Will the Gadgetzan Auctioneer be nerfed?
Well, in our interview with Gaara from team TempoStorm, he thought it was likely. Blizzard certainly has form when it comes to nerfing cards which promote 'uninteractive' play styles. On the other hand, Miracle Rogue is such an exotic deck, that I think Blizzard will be reluctant to punish innovation and creativity. Or at the least, they should be. A card game where the only viable archetypes are Aggro and Control would become stale very fast.
Nope. It's come a long way from its origins, and is still mutating. Last month saw innovation from AtaK, who opted to cut the Leeroy Combo in favor of running Malygos and Sinister Strikes as his finisher of choice, thereby bypassing the vulnerability to Taunts. Malygos is often cited as a sub-par Legendary because it can't instantly effect the board when it's played—but because you can keep him safe with Conceal, and use expensive spells on the same turn with Prepartion, Malygos is a devastatingly powerful card.

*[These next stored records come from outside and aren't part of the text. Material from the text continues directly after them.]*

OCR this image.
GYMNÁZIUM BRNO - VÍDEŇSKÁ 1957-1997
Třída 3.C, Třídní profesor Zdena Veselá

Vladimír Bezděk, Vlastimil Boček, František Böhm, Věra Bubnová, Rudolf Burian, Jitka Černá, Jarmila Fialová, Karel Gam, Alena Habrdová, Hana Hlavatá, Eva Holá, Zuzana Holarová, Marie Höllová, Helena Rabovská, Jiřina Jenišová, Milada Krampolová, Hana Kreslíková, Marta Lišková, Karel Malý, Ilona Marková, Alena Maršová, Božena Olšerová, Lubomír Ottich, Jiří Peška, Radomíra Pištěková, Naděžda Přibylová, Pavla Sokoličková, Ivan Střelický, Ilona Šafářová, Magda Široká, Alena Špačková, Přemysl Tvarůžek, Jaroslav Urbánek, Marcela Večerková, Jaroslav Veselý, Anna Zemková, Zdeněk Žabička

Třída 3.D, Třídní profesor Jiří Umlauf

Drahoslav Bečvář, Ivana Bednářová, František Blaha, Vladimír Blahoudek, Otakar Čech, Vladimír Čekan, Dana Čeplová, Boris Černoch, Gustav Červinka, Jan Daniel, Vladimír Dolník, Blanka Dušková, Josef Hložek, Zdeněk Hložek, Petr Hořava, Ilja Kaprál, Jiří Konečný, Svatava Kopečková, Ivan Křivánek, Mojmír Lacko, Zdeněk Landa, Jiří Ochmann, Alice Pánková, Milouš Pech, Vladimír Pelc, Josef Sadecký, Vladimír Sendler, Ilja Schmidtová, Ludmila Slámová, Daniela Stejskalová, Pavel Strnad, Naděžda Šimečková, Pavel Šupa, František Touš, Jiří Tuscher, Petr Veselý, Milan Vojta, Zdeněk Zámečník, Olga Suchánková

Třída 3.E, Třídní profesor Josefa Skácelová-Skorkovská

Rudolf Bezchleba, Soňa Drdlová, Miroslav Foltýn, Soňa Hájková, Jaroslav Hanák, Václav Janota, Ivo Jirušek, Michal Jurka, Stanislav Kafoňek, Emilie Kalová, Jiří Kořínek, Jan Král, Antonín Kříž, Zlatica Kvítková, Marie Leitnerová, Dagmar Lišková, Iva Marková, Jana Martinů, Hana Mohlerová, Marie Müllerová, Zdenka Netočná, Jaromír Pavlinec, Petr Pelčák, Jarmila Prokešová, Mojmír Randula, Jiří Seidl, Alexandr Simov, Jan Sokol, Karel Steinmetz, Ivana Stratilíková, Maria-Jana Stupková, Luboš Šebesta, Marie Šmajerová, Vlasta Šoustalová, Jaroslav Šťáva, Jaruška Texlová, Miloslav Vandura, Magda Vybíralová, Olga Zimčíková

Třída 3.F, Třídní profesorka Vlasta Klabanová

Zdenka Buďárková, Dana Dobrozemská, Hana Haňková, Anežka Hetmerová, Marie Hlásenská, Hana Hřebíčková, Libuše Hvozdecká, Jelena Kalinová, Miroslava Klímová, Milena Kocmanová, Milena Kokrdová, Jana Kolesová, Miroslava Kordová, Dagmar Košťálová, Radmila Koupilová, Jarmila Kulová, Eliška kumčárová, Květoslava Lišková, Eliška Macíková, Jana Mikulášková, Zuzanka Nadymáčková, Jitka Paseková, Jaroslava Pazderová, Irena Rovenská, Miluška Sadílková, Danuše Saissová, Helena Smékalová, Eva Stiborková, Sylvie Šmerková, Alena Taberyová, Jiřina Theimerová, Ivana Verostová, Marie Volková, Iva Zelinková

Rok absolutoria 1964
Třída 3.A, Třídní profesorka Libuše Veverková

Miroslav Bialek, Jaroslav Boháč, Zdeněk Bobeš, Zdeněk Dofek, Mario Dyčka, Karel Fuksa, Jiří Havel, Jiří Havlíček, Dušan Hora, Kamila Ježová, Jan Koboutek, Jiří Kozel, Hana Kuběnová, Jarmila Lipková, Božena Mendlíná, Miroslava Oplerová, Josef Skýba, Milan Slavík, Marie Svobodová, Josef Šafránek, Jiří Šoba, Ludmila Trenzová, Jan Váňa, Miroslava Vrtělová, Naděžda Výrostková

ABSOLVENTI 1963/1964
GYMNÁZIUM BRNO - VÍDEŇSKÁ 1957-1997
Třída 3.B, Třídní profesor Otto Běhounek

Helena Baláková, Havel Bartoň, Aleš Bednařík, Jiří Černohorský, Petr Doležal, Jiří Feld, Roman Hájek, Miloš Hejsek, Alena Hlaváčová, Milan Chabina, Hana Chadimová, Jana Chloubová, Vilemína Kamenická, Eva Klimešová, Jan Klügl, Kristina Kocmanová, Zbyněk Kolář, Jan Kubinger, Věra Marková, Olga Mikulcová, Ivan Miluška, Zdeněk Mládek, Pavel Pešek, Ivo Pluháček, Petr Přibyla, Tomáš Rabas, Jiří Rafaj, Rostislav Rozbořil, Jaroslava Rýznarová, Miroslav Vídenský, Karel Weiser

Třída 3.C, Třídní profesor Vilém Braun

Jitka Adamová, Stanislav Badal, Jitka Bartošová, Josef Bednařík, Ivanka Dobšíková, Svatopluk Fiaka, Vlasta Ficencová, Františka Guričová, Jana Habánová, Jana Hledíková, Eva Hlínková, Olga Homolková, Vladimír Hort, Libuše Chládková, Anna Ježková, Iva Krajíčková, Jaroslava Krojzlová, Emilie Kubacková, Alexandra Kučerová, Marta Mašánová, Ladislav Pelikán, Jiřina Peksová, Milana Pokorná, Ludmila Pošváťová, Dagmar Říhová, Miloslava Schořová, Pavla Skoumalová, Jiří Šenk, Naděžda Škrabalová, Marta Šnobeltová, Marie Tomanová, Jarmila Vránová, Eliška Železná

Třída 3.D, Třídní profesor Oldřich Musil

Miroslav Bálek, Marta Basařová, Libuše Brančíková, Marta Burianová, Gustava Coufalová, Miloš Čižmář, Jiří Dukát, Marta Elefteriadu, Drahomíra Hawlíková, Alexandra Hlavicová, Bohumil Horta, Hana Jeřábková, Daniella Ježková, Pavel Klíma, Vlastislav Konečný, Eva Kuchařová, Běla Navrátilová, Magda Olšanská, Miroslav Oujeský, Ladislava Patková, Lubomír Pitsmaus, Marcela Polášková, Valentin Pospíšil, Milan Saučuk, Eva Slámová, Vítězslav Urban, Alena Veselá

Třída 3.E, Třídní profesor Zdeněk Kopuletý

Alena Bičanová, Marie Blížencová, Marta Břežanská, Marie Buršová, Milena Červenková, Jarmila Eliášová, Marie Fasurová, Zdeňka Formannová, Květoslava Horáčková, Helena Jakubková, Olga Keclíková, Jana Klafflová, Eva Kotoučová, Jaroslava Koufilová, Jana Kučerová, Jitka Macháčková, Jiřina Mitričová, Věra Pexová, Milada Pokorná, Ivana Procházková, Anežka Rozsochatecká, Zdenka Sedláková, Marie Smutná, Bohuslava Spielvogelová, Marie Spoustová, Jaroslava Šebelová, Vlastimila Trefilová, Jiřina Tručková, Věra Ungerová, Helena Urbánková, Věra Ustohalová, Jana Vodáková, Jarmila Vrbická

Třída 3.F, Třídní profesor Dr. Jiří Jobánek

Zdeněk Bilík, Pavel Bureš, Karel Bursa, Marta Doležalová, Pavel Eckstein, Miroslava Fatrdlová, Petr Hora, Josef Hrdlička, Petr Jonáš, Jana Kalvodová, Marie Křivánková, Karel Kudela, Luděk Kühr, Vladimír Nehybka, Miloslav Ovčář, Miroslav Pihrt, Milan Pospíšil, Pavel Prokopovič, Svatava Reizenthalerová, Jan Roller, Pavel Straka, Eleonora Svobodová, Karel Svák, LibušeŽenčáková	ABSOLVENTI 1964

AtaK also pioneered running Earthen Ring Farseers and Azure Drakes over the trusty Acolytes of Pain and Loot Hoarders on the basis that having some form of board presence is always likely to improve your odds. There's also been a resurgence of regular Leeroy-style Miracle Rogue's, but running the same basic package as AtaK with Earthen Rings and Azure Drakes. Generally most decks also ran both Edwin and Leeroy to assure they would have some form of win condition in the event of failing to draw an Auctioneer. You can see a typical list on the right hand side of this page, which was put together by Tidesoftime. (Read more about it here .)

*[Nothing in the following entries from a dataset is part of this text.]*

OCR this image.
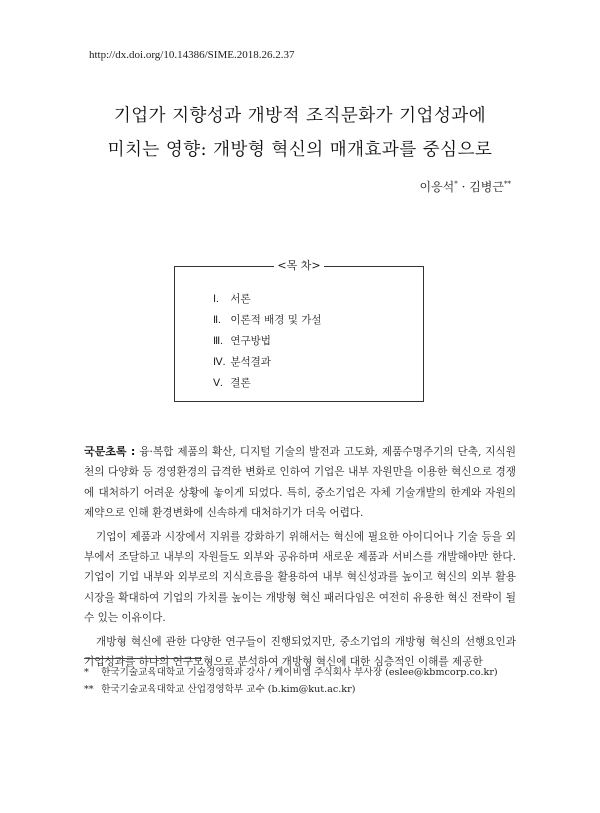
http://dx.doi.org/10.14386/SIME.2018.26.2.37
기업가 지향성과 개방적 조직문화가 기업성과에
미치는 영향: 개방형 혁신의 매개효과를 중심으로
이응석* · 김병근**
<목 차>
Ⅰ. 서론
Ⅱ. 이론적 배경 및 가설
Ⅲ. 연구방법
Ⅳ. 분석결과
Ⅴ. 결론

국문초록 : 융·복합 제품의 확산, 디지털 기술의 발전과 고도화, 제품수명주기의 단축, 지식원천의 다양화 등 경영환경의 급격한 변화로 인하여 기업은 내부 자원만을 이용한 혁신으로 경쟁에 대처하기 어려운 상황에 놓이게 되었다. 특히, 중소기업은 자체 기술개발의 한계와 자원의 제약으로 인해 환경변화에 신속하게 대처하기가 더욱 어렵다.

기업이 제품과 시장에서 지위를 강화하기 위해서는 혁신에 필요한 아이디어나 기술 등을 외부에서 조달하고 내부의 자원들도 외부와 공유하며 새로운 제품과 서비스를 개발해야만 한다. 기업이 기업 내부와 외부로의 지식흐름을 활용하여 내부 혁신성과를 높이고 혁신의 외부 활용시장을 확대하여 기업의 가치를 높이는 개방형 혁신 패러다임은 여전히 유용한 혁신 전략이 될 수 있는 이유이다.

개방형 혁신에 관한 다양한 연구들이 진행되었지만, 중소기업의 개방형 혁신의 선행요인과 기업성과를 하나의 연구모형으로 분석하여 개방형 혁신에 대한 심층적인 이해를 제공한

* 한국기술교육대학교 기술경영학과 강사 / 케이비엠 주식회사 부사장 (eslee@kbmcorp.co.kr)
** 한국기술교육대학교 산업경영학부 교수 (b.kim@kut.ac.kr)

Any tips on how I should play it?
I won't lie to you, this is a very complicated deck to play and it will take time to master. (Which is another reason it isn't widespread on the lower ranks of the ladder.) It requires you to make a lot of quick decisions, often right up to the timer, in order to deal maximum damage. Generally, you want to play your Edwin VanCleef early to both limit his exposure to hard removal and put your opponent on a fast 'clock'. However, don't invest too many cards buffing him in this—you don't want to use two Shadowsteps to get a huge VanCleef, only to have him eat a Deadly Shot.
What should I keep in my opening hand?
Mulligan aggressively for Deadly Poisons, Backstabs, Loot Hoarders, and Auctioneers. Auctioneer should always be kept in your opening hand, and in fact, I tend to aggressively mulligan for him in most match-ups—even throwing back Deadly Poisons if I'm not against an aggressive class like Warlock, Hunter or Mage.

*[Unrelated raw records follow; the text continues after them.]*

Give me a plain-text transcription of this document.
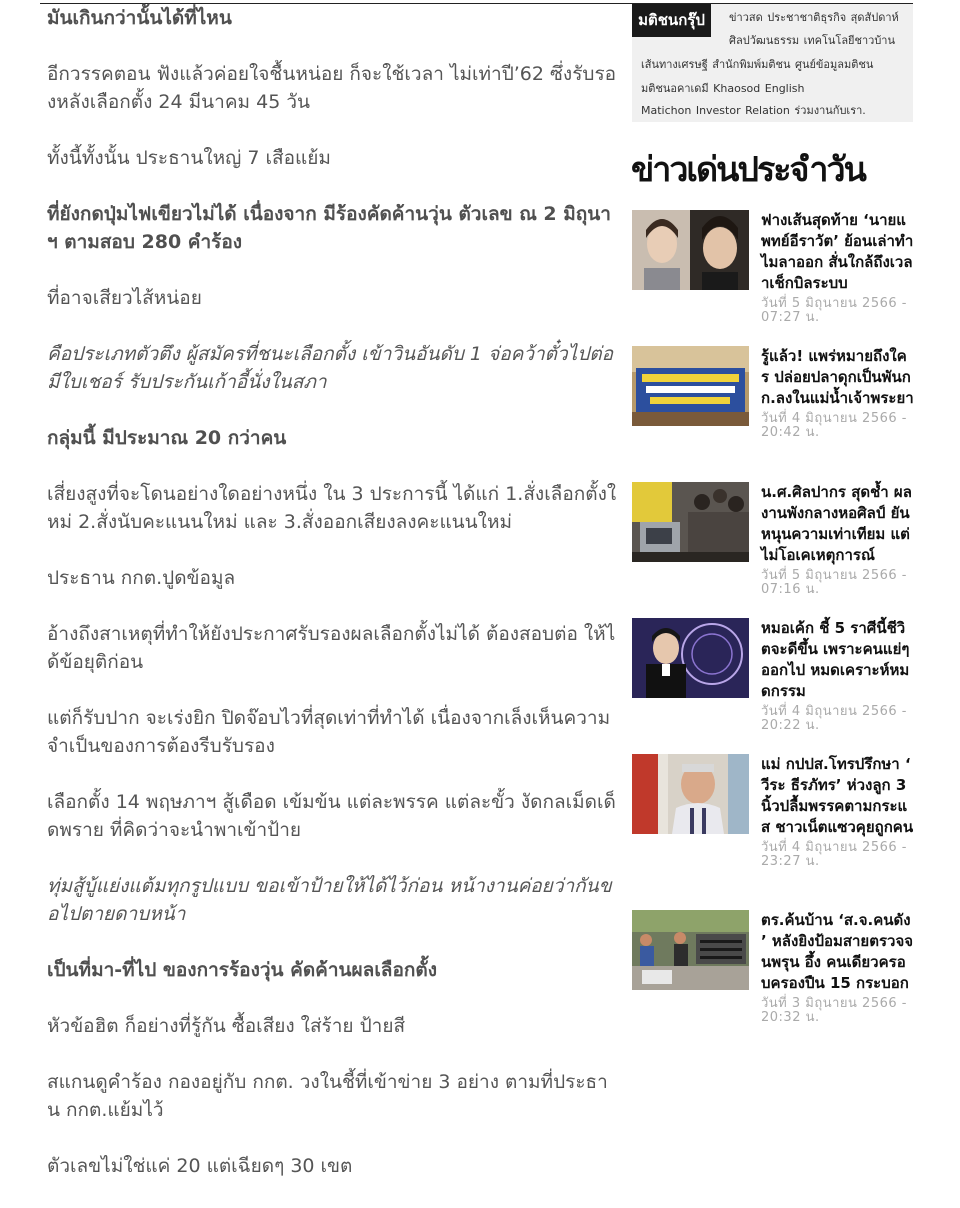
มันเกินกว่านั้นได้ที่ไหน

อีกวรรคตอน ฟังแล้วค่อยใจชื้นหน่อย ก็จะใช้เวลา ไม่เท่าปี’62 ซึ่งรับรองหลังเลือกตั้ง 24 มีนาคม 45 วัน

ทั้งนี้ทั้งนั้น ประธานใหญ่ 7 เสือแย้ม

ที่ยังกดปุ่มไฟเขียวไม่ได้ เนื่องจาก มีร้องคัดค้านวุ่น ตัวเลข ณ 2 มิถุนาฯ ตามสอบ 280 คำร้อง

ที่อาจเสียวไส้หน่อย

คือประเภทตัวตึง ผู้สมัครที่ชนะเลือกตั้ง เข้าวินอันดับ 1 จ่อคว้าตั๋วไปต่อ มีใบเชอร์ รับประกันเก้าอี้นั่งในสภา

กลุ่มนี้ มีประมาณ 20 กว่าคน

เสี่ยงสูงที่จะโดนอย่างใดอย่างหนึ่ง ใน 3 ประการนี้ ได้แก่ 1.สั่งเลือกตั้งใหม่ 2.สั่งนับคะแนนใหม่ และ 3.สั่งออกเสียงลงคะแนนใหม่

ประธาน กกต.ปูดข้อมูล

อ้างถึงสาเหตุที่ทำให้ยังประกาศรับรองผลเลือกตั้งไม่ได้ ต้องสอบต่อ ให้ได้ข้อยุติก่อน

แต่ก็รับปาก จะเร่งยิก ปิดจ๊อบไวที่สุดเท่าที่ทำได้ เนื่องจากเล็งเห็นความจำเป็นของการต้องรีบรับรอง

เลือกตั้ง 14 พฤษภาฯ สู้เดือด เข้มข้น แต่ละพรรค แต่ละขั้ว งัดกลเม็ดเด็ดพราย ที่คิดว่าจะนำพาเข้าป้าย

ทุ่มสู้บู้แย่งแต้มทุกรูปแบบ ขอเข้าป้ายให้ได้ไว้ก่อน หน้างานค่อยว่ากันขอไปตายดาบหน้า

เป็นที่มา-ที่ไป ของการร้องวุ่น คัดค้านผลเลือกตั้ง

หัวข้อฮิต ก็อย่างที่รู้กัน ซื้อเสียง ใส่ร้าย ป้ายสี

สแกนดูคำร้อง กองอยู่กับ กกต. วงในชี้ที่เข้าข่าย 3 อย่าง ตามที่ประธาน กกต.แย้มไว้

ตัวเลขไม่ใช่แค่ 20 แต่เฉียดๆ 30 เขต

มติชนกรุ๊ป	ข่าวสด ประชาชาติธุรกิจ สุดสัปดาห์
ศิลปวัฒนธรรม เทคโนโลยีชาวบ้าน
เส้นทางเศรษฐี สำนักพิมพ์มติชน ศูนย์ข้อมูลมติชน
มติชนอคาเดมี Khaosod English
Matichon Investor Relation ร่วมงานกับเรา.
ข่าวเด่นประจำวัน
ฟางเส้นสุดท้าย ‘นายแพทย์อีราวัต’ ย้อนเล่าทำไมลาออก สั่นใกล้ถึงเวลาเช็กบิลระบบ
วันที่ 5 มิถุนายน 2566 - 07:27 น.
รู้แล้ว! แพร่หมายถึงใคร ปล่อยปลาดุกเป็นพันกก.ลงในแม่น้ำเจ้าพระยา
วันที่ 4 มิถุนายน 2566 - 20:42 น.
น.ศ.ศิลปากร สุดช้ำ ผลงานพังกลางหอศิลป์ ยันหนุนความเท่าเทียม แต่ไม่โอเคเหตุการณ์
วันที่ 5 มิถุนายน 2566 - 07:16 น.
หมอเค้ก ชี้ 5 ราศีนี้ชีวิตจะดีขึ้น เพราะคนแย่ๆออกไป หมดเคราะห์หมดกรรม
วันที่ 4 มิถุนายน 2566 - 20:22 น.
แม่ กปปส.โทรปรึกษา ‘วีระ ธีรภัทร’ ห่วงลูก 3 นิ้วปลื้มพรรคตามกระแส ชาวเน็ตแซวคุยถูกคน
วันที่ 4 มิถุนายน 2566 - 23:27 น.
ตร.ค้นบ้าน ‘ส.จ.คนดัง’ หลังยิงป้อมสายตรวจจนพรุน อึ้ง คนเดียวครอบครองปืน 15 กระบอก
วันที่ 3 มิถุนายน 2566 - 20:32 น.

Wow, this deck is expensive!
Yes, Miracle Rogue isn't cheap, and it becomes a lot less effective if you try to use budget replacements. However, you can sub out Edwin VanCleef for a Mana Addict (you should run two Conceals in this case), while Bloodmage Thalnos can be replaced by a Kobold Geomancer . And although it will greatly impact the deck's effectiveness, Leeroy can be replaced by Arcane Golem . The other Rares and Epics in the deck are irreplaceable.
I hope you enjoyed reading about the wondrous Miracle Rogue. Remember, while copying decklists in their entirety can certainly win you games, it's often better to adjust the deck to common themes or elements in the current metagame. For example, right now I'd say most decks should be running some form of weapon removal as Shaman is making a strong comeback due to the popularity of Handlock and the utter absence of Hunter. As always, this is Vincent Sarius, and the pleasure was mine!